10月31日、10月の日経平均株価は上昇が19日、下落が2日となり、「勝率」は90.5%と過去最高になった。写真は日銀本店。9月撮影(2017年 ロイター/Toru Hanai)

[東京 31日 ロイター] - 10月の日経平均株価は上昇が19日、下落が2日となり、「勝率」は90.5%と過去最高になった。企業業績の拡大期待や、衆院選での与党大勝のほか、緩やかながらも金融引き締めに向かう欧米と対照的に日銀の超緩和的な金融政策が継続するとの観測も強まり、海外投資家の資金が流入。

 史上最長の16連騰も記録するなど歴史的な1ヵ月となった。

下げない相場

 31日の日経平均は前日比で一時171円安となった後、押し目買いで持ち直し終値は0円06銭安となった。市場筋によると、月間の下落日数が最も少なかったのはこれまで2015年5月の2営業日。きょう上昇して取引を終えれば新記録だったが、わずかに及ばなかった。
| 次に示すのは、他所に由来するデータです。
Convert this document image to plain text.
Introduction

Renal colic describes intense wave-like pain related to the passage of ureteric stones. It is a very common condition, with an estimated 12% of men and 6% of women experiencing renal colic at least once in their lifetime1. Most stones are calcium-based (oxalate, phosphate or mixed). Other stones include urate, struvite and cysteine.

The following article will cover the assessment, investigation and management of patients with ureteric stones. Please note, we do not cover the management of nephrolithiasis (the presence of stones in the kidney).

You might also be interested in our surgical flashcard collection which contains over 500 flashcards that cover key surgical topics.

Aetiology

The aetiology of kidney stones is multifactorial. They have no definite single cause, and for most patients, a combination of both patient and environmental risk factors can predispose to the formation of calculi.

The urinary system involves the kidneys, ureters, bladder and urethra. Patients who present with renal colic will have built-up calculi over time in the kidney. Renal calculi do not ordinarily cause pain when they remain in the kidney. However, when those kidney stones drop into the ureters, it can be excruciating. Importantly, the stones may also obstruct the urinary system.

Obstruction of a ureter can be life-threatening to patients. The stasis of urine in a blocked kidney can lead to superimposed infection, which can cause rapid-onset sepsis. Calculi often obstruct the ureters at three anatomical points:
 ただ、1ヵ月間の騰落日でみた「勝率」は、15年5月の88.9%(16勝2敗)を上回り90.5%と過去最高。16連騰中は低いとされた上昇率も月間では8.1%と2年ぶりの高さで、15年5月の5.3%を大きく上回っている。

 今年10月の特徴は「下げない相場」だった。15年5月に日経平均が下落した2日は、239円安、194円安と比較的大きな下げがあった。

 だが、今年10月は97円安と6銭安。過熱感は強いものの、利食い売りをこなして上昇し、月間上昇幅も1655円33銭と2年ぶりの大きさとなった。